U heeft religiositeit ruim gedefinieerd.
„Ja, dat heb ik ook gedaan in het Handboek Jongeren en Religie dat verscheen in 2010. Het begrip ”geloof in God” is te nauw om er in deze tijd iets mee te kunnen, zeker in de omgang met jonge mensen. Je moet een formulering zien te vinden waar je veel onder kunt scharen. Dan kom je uit op iets buiten het dagelijks waarneembare. Jongeren vinden ethiek belangrijk: elkaar vrijlaten, respect hebben voor elkaar, de ander in zijn waarde laten.”
Die waarden hoeven niet als religieus te worden geduid. Toch heeft u dat in het onderzoek gedaan.
„De antwoorden die zijn gegeven, kun je weliswaar niet in hokjes plaatsen, maar wil je toch groeperen. Je kunt immers niet 1200 antwoorden op een rij zetten. Wanneer je daarbij strikt selecteert op het woord God, houd je niet veel over en doe je bovendien geen recht aan een grote groep jongeren. Het zou zonde zijn om hun antwoorden buiten beschouwing te laten. Ook met hen willen we in gesprek raken over diepere lagen die we gewend waren religieus te noemen.”
Maar dan gaat het al niet meer over het onderzoek an sich.
„Dat is ook onze bedoeling. Met de uitkomsten van dit onderzoek willen we docenten en jongerenwerkers laten zien wat jongeren inspireert en hoe zij iets voor jongeren kunnen doen. Het is goed om te beseffen hoe moeilijk dat is. Onze taal is een voor hen onbekende taal. Wat werkt is dat je jongeren vertelt wat religie voor jou betekent. Zeg dus niet: Ik ga naar de kerk en dat moet jij ook doen. Het instituut kerk is bij jongeren uit het zicht verdwenen. Dat geldt overigens voor alle instituten. Jongeren switchen gemakkelijk van de ene naar de andere provider of muziekzender en bewegen zich vooral in een virtuele wereld.”
Dat geeft veel onzekerheid.
„Ze hebben inderdaad last van onzekerheid en onrust. Maar ze bezitten geen rust om te beseffen dat ze onrustig zijn. Alles, tot en met de simpelste dingen, moet worden afgestemd met anderen.”
Wanneer scholen vanuit hun identitaire grondslag antwoorden geven, kan dat jongeren zekerheid verschaffen.

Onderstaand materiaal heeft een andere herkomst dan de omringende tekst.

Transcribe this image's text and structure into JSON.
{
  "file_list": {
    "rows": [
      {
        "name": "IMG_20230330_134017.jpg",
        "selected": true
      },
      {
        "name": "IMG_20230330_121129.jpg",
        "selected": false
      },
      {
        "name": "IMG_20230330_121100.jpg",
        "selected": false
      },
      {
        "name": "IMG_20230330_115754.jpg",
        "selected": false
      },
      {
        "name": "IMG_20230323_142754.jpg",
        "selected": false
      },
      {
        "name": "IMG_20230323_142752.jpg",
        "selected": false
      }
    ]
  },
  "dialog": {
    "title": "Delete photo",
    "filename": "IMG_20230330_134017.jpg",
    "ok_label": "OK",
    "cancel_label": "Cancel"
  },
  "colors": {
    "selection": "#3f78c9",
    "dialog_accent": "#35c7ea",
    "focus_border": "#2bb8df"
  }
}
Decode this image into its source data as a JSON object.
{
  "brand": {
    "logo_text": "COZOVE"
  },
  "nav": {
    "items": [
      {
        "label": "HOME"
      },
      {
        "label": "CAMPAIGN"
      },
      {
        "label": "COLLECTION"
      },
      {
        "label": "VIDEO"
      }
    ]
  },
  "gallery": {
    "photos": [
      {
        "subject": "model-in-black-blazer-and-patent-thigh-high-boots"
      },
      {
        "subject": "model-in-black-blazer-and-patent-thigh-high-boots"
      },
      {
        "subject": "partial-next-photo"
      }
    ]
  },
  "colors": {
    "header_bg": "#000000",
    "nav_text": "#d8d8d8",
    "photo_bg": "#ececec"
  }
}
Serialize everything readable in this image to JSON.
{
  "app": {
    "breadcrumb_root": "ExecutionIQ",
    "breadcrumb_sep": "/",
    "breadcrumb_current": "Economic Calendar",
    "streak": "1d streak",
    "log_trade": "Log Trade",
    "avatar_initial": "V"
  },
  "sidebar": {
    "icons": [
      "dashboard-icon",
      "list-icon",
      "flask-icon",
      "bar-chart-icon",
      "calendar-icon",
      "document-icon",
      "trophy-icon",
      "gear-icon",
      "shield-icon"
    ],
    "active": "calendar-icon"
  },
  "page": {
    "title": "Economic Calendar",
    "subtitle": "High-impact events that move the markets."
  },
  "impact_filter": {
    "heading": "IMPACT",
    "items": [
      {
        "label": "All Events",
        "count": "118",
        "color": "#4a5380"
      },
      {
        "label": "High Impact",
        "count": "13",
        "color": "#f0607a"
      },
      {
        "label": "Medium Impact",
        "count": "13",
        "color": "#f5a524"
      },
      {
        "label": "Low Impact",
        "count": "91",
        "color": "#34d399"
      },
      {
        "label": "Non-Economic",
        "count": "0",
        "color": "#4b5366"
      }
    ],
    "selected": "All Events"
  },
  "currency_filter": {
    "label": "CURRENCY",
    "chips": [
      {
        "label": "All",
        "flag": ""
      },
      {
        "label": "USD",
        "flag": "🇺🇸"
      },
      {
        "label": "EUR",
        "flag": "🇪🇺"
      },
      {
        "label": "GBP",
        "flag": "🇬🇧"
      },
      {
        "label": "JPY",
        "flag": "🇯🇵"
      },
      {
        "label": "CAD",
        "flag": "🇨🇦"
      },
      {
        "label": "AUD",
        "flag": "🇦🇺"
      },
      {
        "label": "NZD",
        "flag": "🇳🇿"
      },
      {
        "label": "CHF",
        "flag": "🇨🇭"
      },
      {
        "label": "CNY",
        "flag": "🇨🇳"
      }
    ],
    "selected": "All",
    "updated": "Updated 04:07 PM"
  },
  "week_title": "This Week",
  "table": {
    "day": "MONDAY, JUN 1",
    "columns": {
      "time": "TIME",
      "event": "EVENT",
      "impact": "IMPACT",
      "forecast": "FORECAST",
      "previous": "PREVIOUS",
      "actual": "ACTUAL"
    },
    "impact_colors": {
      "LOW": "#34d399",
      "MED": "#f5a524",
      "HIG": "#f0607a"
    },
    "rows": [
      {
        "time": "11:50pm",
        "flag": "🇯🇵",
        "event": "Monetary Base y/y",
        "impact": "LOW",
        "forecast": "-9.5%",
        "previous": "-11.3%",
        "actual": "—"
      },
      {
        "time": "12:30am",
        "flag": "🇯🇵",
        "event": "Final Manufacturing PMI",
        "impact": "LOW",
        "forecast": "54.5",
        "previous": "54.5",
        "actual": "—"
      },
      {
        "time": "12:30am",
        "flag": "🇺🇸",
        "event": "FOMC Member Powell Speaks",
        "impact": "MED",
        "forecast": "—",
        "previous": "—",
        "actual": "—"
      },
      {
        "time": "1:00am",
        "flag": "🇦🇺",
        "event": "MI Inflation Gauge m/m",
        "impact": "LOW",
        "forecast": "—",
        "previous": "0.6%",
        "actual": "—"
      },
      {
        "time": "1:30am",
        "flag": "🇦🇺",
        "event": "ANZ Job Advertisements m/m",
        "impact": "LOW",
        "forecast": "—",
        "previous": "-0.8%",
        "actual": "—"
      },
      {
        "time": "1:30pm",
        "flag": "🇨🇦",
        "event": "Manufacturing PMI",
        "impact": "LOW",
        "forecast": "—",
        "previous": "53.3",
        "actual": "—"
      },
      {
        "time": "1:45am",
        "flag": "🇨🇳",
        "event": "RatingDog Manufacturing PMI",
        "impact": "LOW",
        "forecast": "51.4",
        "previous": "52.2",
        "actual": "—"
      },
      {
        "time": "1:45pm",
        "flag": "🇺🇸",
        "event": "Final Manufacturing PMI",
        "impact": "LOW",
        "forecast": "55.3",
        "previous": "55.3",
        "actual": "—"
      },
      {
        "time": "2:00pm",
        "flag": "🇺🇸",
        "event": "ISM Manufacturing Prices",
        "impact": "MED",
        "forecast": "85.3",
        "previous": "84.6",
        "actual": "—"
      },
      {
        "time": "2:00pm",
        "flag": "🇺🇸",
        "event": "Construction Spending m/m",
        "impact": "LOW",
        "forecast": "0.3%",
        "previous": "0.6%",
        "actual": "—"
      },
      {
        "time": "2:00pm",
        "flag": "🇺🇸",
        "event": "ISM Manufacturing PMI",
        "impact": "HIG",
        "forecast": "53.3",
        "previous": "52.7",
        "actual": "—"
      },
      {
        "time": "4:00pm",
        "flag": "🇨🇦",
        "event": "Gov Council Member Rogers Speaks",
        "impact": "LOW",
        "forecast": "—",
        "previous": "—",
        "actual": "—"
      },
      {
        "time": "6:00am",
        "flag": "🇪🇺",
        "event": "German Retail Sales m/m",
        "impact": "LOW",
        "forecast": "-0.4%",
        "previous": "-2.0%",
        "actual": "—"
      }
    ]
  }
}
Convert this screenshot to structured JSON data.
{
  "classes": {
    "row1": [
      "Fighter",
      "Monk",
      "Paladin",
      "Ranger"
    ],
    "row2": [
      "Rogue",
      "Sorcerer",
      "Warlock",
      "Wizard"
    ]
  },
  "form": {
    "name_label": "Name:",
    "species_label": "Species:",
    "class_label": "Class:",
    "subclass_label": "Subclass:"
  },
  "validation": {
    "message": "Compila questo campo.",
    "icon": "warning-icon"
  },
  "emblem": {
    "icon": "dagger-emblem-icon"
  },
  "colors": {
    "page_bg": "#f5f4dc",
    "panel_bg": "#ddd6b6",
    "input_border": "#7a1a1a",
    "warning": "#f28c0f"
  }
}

„Scholieren zullen daar zeker blij mee zijn. Maar niet als de docent boven hen gaat staan, iets oplegt. Jongeren willen vrij zijn, dat is van alle tijden. Wat ze wel interessant vinden, is dat een docent vertelt hoe hij voor iets bad en zich daardoor gesteund voelde. Als hij op een authentieke manier over zijn geloof spreekt, worden jongeren uitgedaagd hetzelfde te doen.”